ステルス戦闘機「殲20」公開、習副主席が主導か

 中国初のステルス戦闘機「殲20」の試験飛行は、巧妙にもゲーツ米国防長官と胡錦濤国家主席が会談した際に確認された。中国軍首脳部の何者かが計画し、タイミングを合わせたのではないかという推測も聞かれる。

 これについて、カナダの軍事専門誌「漢和ディフェンスレビュー」のアンドレイ・チャン編集長は12日、「テレビドラマのような殲20試験飛行のドラマは、習近平国家副主席の作品だ」と指摘した。チャン編集長は香港紙サウス・チャイナ・モーニング・ポストに対し「今回の殲20をめぐるメディア戦略は、最初から習副主席が担当し、最高の瞬間に公表されるよう、徹底して企画、演出を行った」と指摘した。

 香港紙・明報によると、習副主席は今月初め、四川省成都市の軍用空港で行われた殲20の滑走テストを直接視察したとされる。

 チャン編集長は「習副主席の政治スタイルは、胡主席とは全く異なる。殲20の試験飛行がそのスタイルを示している」と評した。

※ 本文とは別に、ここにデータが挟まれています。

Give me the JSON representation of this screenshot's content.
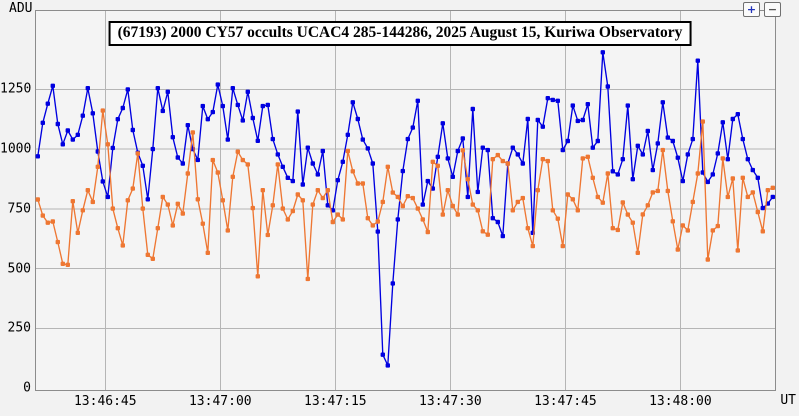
{
  "header": {
    "y_axis_unit": "ADU",
    "x_axis_unit": "UT",
    "buttons": {
      "zoom_in": "+",
      "zoom_out": "−"
    }
  },
  "colors": {
    "background": "#f2f2f2",
    "plot_background": "#f4f4f4",
    "gridline": "#b5b5b5",
    "plot_border": "#8c8c8c",
    "blue_series": "#0000e0",
    "orange_series": "#ee7733"
  },
  "chart_data": {
    "type": "line",
    "title": "(67193) 2000 CY57 occults UCAC4 285-144286, 2025 August 15, Kuriwa Observatory",
    "xlabel": "UT",
    "ylabel": "ADU",
    "grid": true,
    "legend_position": "none",
    "x_axis": {
      "seconds_reference": "seconds after 13:46:00 UT",
      "tick_labels": [
        "13:46:45",
        "13:47:00",
        "13:47:15",
        "13:47:30",
        "13:47:45",
        "13:48:00"
      ],
      "tick_seconds": [
        45,
        60,
        75,
        90,
        105,
        120
      ],
      "range_seconds": [
        35.9,
        132.4
      ]
    },
    "y_axis": {
      "tick_values": [
        0,
        250,
        500,
        750,
        1000,
        1250
      ],
      "tick_labels": [
        "0",
        "250",
        "500",
        "750",
        "1000",
        "1250"
      ],
      "range": [
        -10,
        1580
      ]
    },
    "sampling": {
      "first_point_seconds": 36.2,
      "step_seconds": 0.652
    },
    "series": [
      {
        "name": "target-star-blue",
        "color": "#0000e0",
        "marker": "square",
        "values": [
          970,
          1110,
          1190,
          1265,
          1105,
          1020,
          1078,
          1040,
          1060,
          1140,
          1255,
          1150,
          990,
          865,
          800,
          1005,
          1125,
          1172,
          1250,
          1080,
          985,
          930,
          790,
          1000,
          1255,
          1160,
          1240,
          1050,
          965,
          940,
          1100,
          1000,
          955,
          1180,
          1125,
          1155,
          1270,
          1180,
          1040,
          1255,
          1185,
          1120,
          1240,
          1130,
          1035,
          1180,
          1185,
          1042,
          978,
          926,
          880,
          866,
          1157,
          852,
          1006,
          940,
          894,
          992,
          765,
          744,
          870,
          947,
          1060,
          1196,
          1126,
          1040,
          1003,
          940,
          655,
          140,
          95,
          438,
          706,
          908,
          1042,
          1090,
          1202,
          768,
          866,
          835,
          968,
          1108,
          961,
          884,
          992,
          1045,
          800,
          1168,
          821,
          1006,
          996,
          711,
          695,
          636,
          940,
          1006,
          978,
          940,
          1126,
          650,
          1122,
          1094,
          1213,
          1206,
          1202,
          996,
          1034,
          1182,
          1118,
          1122,
          1188,
          1006,
          1034,
          1405,
          1262,
          907,
          894,
          958,
          1182,
          874,
          1014,
          978,
          1076,
          912,
          1024,
          1196,
          1048,
          1034,
          964,
          866,
          978,
          1042,
          1370,
          902,
          863,
          894,
          982,
          1112,
          958,
          1126,
          1146,
          1042,
          958,
          912,
          880,
          753,
          772,
          800
        ]
      },
      {
        "name": "comparison-star-orange",
        "color": "#ee7733",
        "marker": "square",
        "values": [
          789,
          722,
          692,
          697,
          611,
          520,
          516,
          782,
          650,
          744,
          828,
          779,
          926,
          1161,
          1020,
          751,
          669,
          597,
          786,
          835,
          982,
          751,
          558,
          541,
          669,
          800,
          768,
          681,
          771,
          730,
          898,
          1070,
          790,
          688,
          566,
          954,
          902,
          786,
          660,
          884,
          989,
          954,
          936,
          753,
          468,
          828,
          641,
          765,
          936,
          751,
          706,
          741,
          810,
          786,
          457,
          768,
          828,
          795,
          828,
          695,
          726,
          706,
          992,
          907,
          856,
          856,
          711,
          681,
          697,
          779,
          926,
          818,
          800,
          762,
          803,
          795,
          751,
          706,
          653,
          947,
          930,
          726,
          828,
          762,
          726,
          995,
          874,
          768,
          744,
          656,
          642,
          958,
          975,
          950,
          940,
          744,
          779,
          795,
          669,
          594,
          828,
          958,
          950,
          744,
          709,
          594,
          810,
          790,
          744,
          961,
          968,
          880,
          800,
          776,
          898,
          669,
          662,
          777,
          726,
          692,
          566,
          727,
          765,
          819,
          825,
          996,
          825,
          698,
          580,
          681,
          660,
          779,
          898,
          1115,
          538,
          660,
          678,
          961,
          800,
          877,
          576,
          880,
          800,
          819,
          737,
          656,
          828,
          838
        ]
      }
    ]
  }
}
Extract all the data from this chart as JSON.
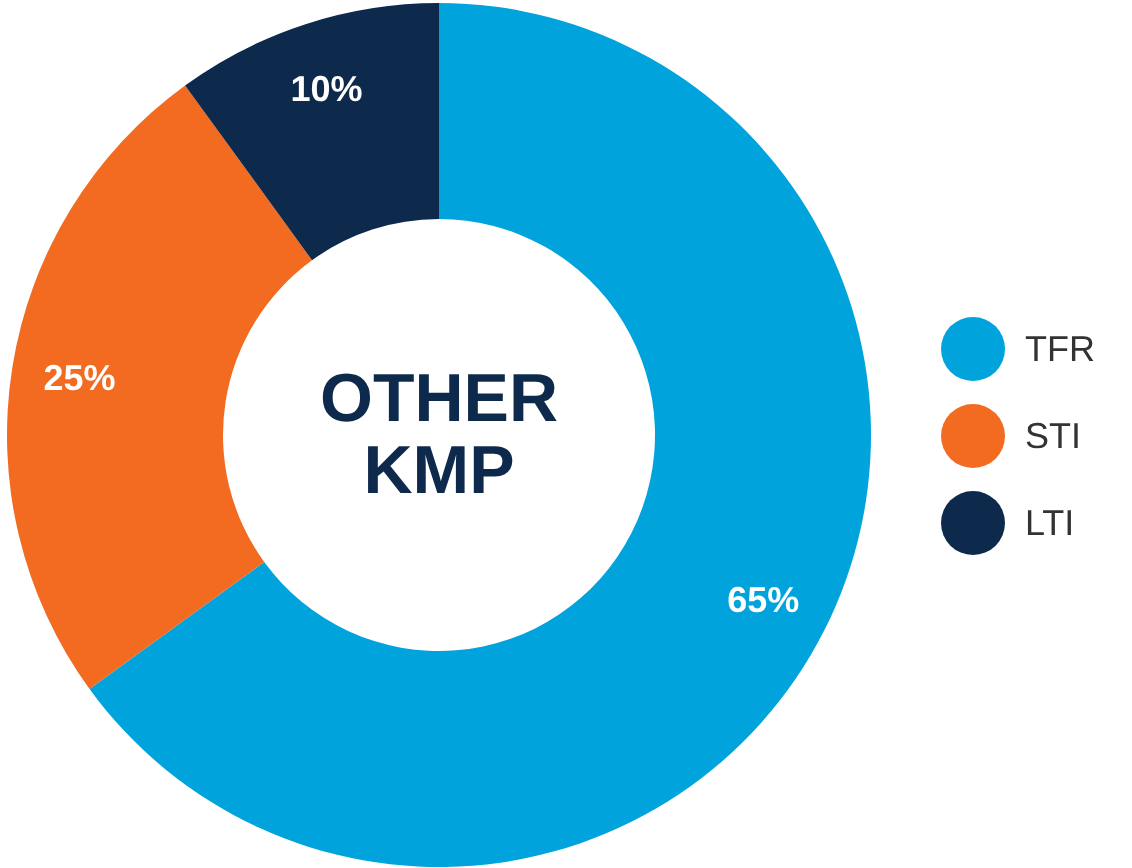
{
  "chart_data": {
    "type": "donut",
    "title": "OTHER KMP",
    "categories": [
      "TFR",
      "STI",
      "LTI"
    ],
    "values": [
      65,
      25,
      10
    ],
    "colors": [
      "#00a3dc",
      "#f26b21",
      "#0d2a4c"
    ],
    "value_labels": [
      "65%",
      "25%",
      "10%"
    ],
    "legend": "right"
  }
}
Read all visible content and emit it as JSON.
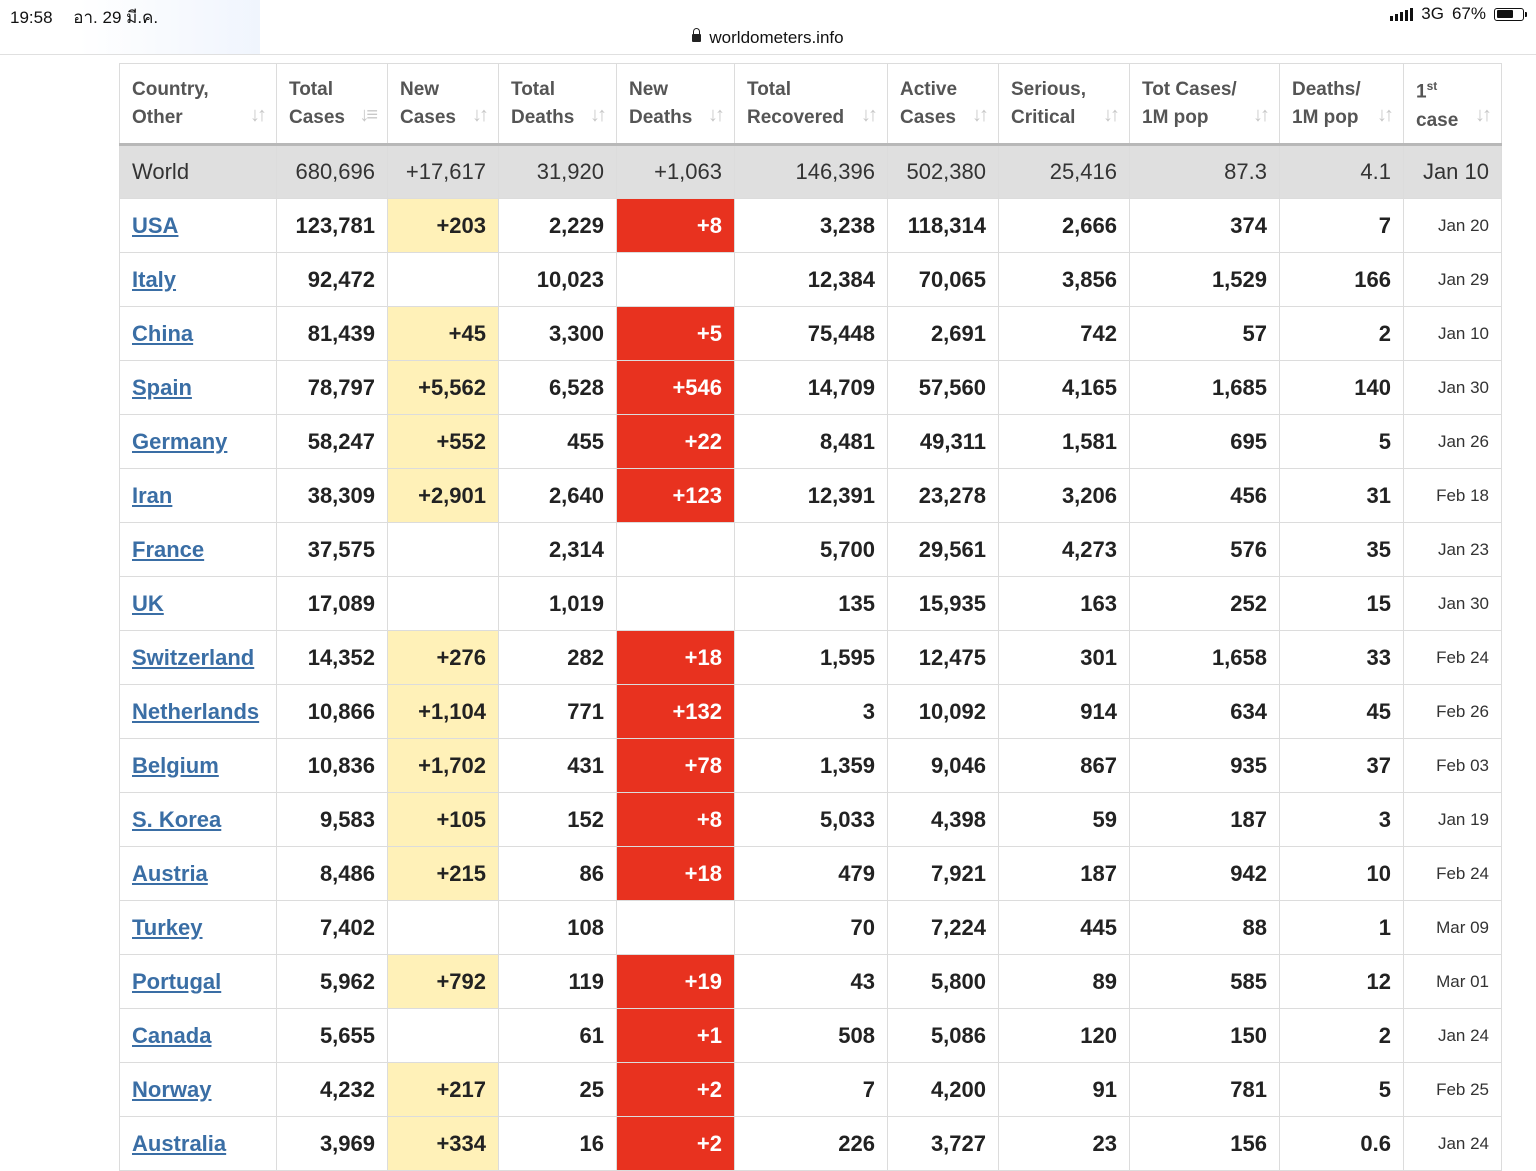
{
  "status_bar": {
    "time": "19:58",
    "date": "อา. 29 มี.ค.",
    "network": "3G",
    "battery": "67%",
    "battery_level": 0.67
  },
  "browser": {
    "url": "worldometers.info"
  },
  "table": {
    "headers": [
      {
        "l1": "Country,",
        "l2": "Other"
      },
      {
        "l1": "Total",
        "l2": "Cases"
      },
      {
        "l1": "New",
        "l2": "Cases"
      },
      {
        "l1": "Total",
        "l2": "Deaths"
      },
      {
        "l1": "New",
        "l2": "Deaths"
      },
      {
        "l1": "Total",
        "l2": "Recovered"
      },
      {
        "l1": "Active",
        "l2": "Cases"
      },
      {
        "l1": "Serious,",
        "l2": "Critical"
      },
      {
        "l1": "Tot Cases/",
        "l2": "1M pop"
      },
      {
        "l1": "Deaths/",
        "l2": "1M pop"
      },
      {
        "l1": "1",
        "sup": "st",
        "l2": "case"
      }
    ],
    "world": {
      "country": "World",
      "total_cases": "680,696",
      "new_cases": "+17,617",
      "total_deaths": "31,920",
      "new_deaths": "+1,063",
      "total_recovered": "146,396",
      "active_cases": "502,380",
      "serious": "25,416",
      "cases_per_1m": "87.3",
      "deaths_per_1m": "4.1",
      "first_case": "Jan 10"
    },
    "rows": [
      {
        "country": "USA",
        "total_cases": "123,781",
        "new_cases": "+203",
        "total_deaths": "2,229",
        "new_deaths": "+8",
        "total_recovered": "3,238",
        "active_cases": "118,314",
        "serious": "2,666",
        "cases_per_1m": "374",
        "deaths_per_1m": "7",
        "first_case": "Jan 20"
      },
      {
        "country": "Italy",
        "total_cases": "92,472",
        "new_cases": "",
        "total_deaths": "10,023",
        "new_deaths": "",
        "total_recovered": "12,384",
        "active_cases": "70,065",
        "serious": "3,856",
        "cases_per_1m": "1,529",
        "deaths_per_1m": "166",
        "first_case": "Jan 29"
      },
      {
        "country": "China",
        "total_cases": "81,439",
        "new_cases": "+45",
        "total_deaths": "3,300",
        "new_deaths": "+5",
        "total_recovered": "75,448",
        "active_cases": "2,691",
        "serious": "742",
        "cases_per_1m": "57",
        "deaths_per_1m": "2",
        "first_case": "Jan 10"
      },
      {
        "country": "Spain",
        "total_cases": "78,797",
        "new_cases": "+5,562",
        "total_deaths": "6,528",
        "new_deaths": "+546",
        "total_recovered": "14,709",
        "active_cases": "57,560",
        "serious": "4,165",
        "cases_per_1m": "1,685",
        "deaths_per_1m": "140",
        "first_case": "Jan 30"
      },
      {
        "country": "Germany",
        "total_cases": "58,247",
        "new_cases": "+552",
        "total_deaths": "455",
        "new_deaths": "+22",
        "total_recovered": "8,481",
        "active_cases": "49,311",
        "serious": "1,581",
        "cases_per_1m": "695",
        "deaths_per_1m": "5",
        "first_case": "Jan 26"
      },
      {
        "country": "Iran",
        "total_cases": "38,309",
        "new_cases": "+2,901",
        "total_deaths": "2,640",
        "new_deaths": "+123",
        "total_recovered": "12,391",
        "active_cases": "23,278",
        "serious": "3,206",
        "cases_per_1m": "456",
        "deaths_per_1m": "31",
        "first_case": "Feb 18"
      },
      {
        "country": "France",
        "total_cases": "37,575",
        "new_cases": "",
        "total_deaths": "2,314",
        "new_deaths": "",
        "total_recovered": "5,700",
        "active_cases": "29,561",
        "serious": "4,273",
        "cases_per_1m": "576",
        "deaths_per_1m": "35",
        "first_case": "Jan 23"
      },
      {
        "country": "UK",
        "total_cases": "17,089",
        "new_cases": "",
        "total_deaths": "1,019",
        "new_deaths": "",
        "total_recovered": "135",
        "active_cases": "15,935",
        "serious": "163",
        "cases_per_1m": "252",
        "deaths_per_1m": "15",
        "first_case": "Jan 30"
      },
      {
        "country": "Switzerland",
        "total_cases": "14,352",
        "new_cases": "+276",
        "total_deaths": "282",
        "new_deaths": "+18",
        "total_recovered": "1,595",
        "active_cases": "12,475",
        "serious": "301",
        "cases_per_1m": "1,658",
        "deaths_per_1m": "33",
        "first_case": "Feb 24"
      },
      {
        "country": "Netherlands",
        "total_cases": "10,866",
        "new_cases": "+1,104",
        "total_deaths": "771",
        "new_deaths": "+132",
        "total_recovered": "3",
        "active_cases": "10,092",
        "serious": "914",
        "cases_per_1m": "634",
        "deaths_per_1m": "45",
        "first_case": "Feb 26"
      },
      {
        "country": "Belgium",
        "total_cases": "10,836",
        "new_cases": "+1,702",
        "total_deaths": "431",
        "new_deaths": "+78",
        "total_recovered": "1,359",
        "active_cases": "9,046",
        "serious": "867",
        "cases_per_1m": "935",
        "deaths_per_1m": "37",
        "first_case": "Feb 03"
      },
      {
        "country": "S. Korea",
        "total_cases": "9,583",
        "new_cases": "+105",
        "total_deaths": "152",
        "new_deaths": "+8",
        "total_recovered": "5,033",
        "active_cases": "4,398",
        "serious": "59",
        "cases_per_1m": "187",
        "deaths_per_1m": "3",
        "first_case": "Jan 19"
      },
      {
        "country": "Austria",
        "total_cases": "8,486",
        "new_cases": "+215",
        "total_deaths": "86",
        "new_deaths": "+18",
        "total_recovered": "479",
        "active_cases": "7,921",
        "serious": "187",
        "cases_per_1m": "942",
        "deaths_per_1m": "10",
        "first_case": "Feb 24"
      },
      {
        "country": "Turkey",
        "total_cases": "7,402",
        "new_cases": "",
        "total_deaths": "108",
        "new_deaths": "",
        "total_recovered": "70",
        "active_cases": "7,224",
        "serious": "445",
        "cases_per_1m": "88",
        "deaths_per_1m": "1",
        "first_case": "Mar 09"
      },
      {
        "country": "Portugal",
        "total_cases": "5,962",
        "new_cases": "+792",
        "total_deaths": "119",
        "new_deaths": "+19",
        "total_recovered": "43",
        "active_cases": "5,800",
        "serious": "89",
        "cases_per_1m": "585",
        "deaths_per_1m": "12",
        "first_case": "Mar 01"
      },
      {
        "country": "Canada",
        "total_cases": "5,655",
        "new_cases": "",
        "total_deaths": "61",
        "new_deaths": "+1",
        "total_recovered": "508",
        "active_cases": "5,086",
        "serious": "120",
        "cases_per_1m": "150",
        "deaths_per_1m": "2",
        "first_case": "Jan 24"
      },
      {
        "country": "Norway",
        "total_cases": "4,232",
        "new_cases": "+217",
        "total_deaths": "25",
        "new_deaths": "+2",
        "total_recovered": "7",
        "active_cases": "4,200",
        "serious": "91",
        "cases_per_1m": "781",
        "deaths_per_1m": "5",
        "first_case": "Feb 25"
      },
      {
        "country": "Australia",
        "total_cases": "3,969",
        "new_cases": "+334",
        "total_deaths": "16",
        "new_deaths": "+2",
        "total_recovered": "226",
        "active_cases": "3,727",
        "serious": "23",
        "cases_per_1m": "156",
        "deaths_per_1m": "0.6",
        "first_case": "Jan 24"
      }
    ]
  },
  "colors": {
    "new_cases_highlight": "#fff1b8",
    "new_deaths_highlight": "#e8321f",
    "link": "#3a6ea5",
    "world_row": "#dfdfdf"
  }
}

 チャン編集長によると、中国の国家体制(共産党一党独裁)の性格上、地方の特定メディアがステルス戦闘機開発という軍事機密を漏らすことは有り得ず、中央軍事委員会が知らない間に傘下の部隊が試験飛行の日取りを決めることもできない。このため先月末からステルス戦闘機開発説を外部に流し、世界的な関心を増幅させた後、劇的な瞬間に発表されるように、日取りや時間を設定した。これもすべて習副主席の作品ではないかとみられておる。

 それならば、習副主席は胡主席にも事前に試験飛行の時間を知らせなかったのか。胡主席は11日午後、ゲーツ国防長官から殲20の試験飛行について確認を求められ、驚いたような表情を見せた。そして、同席者に確認した後、「事実だ」と述べたという。会談に同席した米政府関係者は「胡主席は試験飛行の事実を全く知らなかったようだ」と話し、米メディアは「胡主席の軍掌握力に問題があるのではないか」とまで報じた。

 しかし、香港の中国問題専門家は、胡主席の表情は演技だった可能性を指摘する。共産党の最高権力機関の一つである共産党中央軍事委員会の主席は胡錦濤氏であり、副主席は習近平氏だ。共産党首脳部の集団指導体制が取られる中国の特性上、主席が知らない状況で、重要なイベントが行われるはずはないとの見方だ。このため、胡主席は「中国がステルス戦闘機を運用するのは2020年か25年になる」と中国を軽視したゲーツ国防長官に対し、間接的に試験飛行の事実を確認するという高度な芝居を行った可能性がある。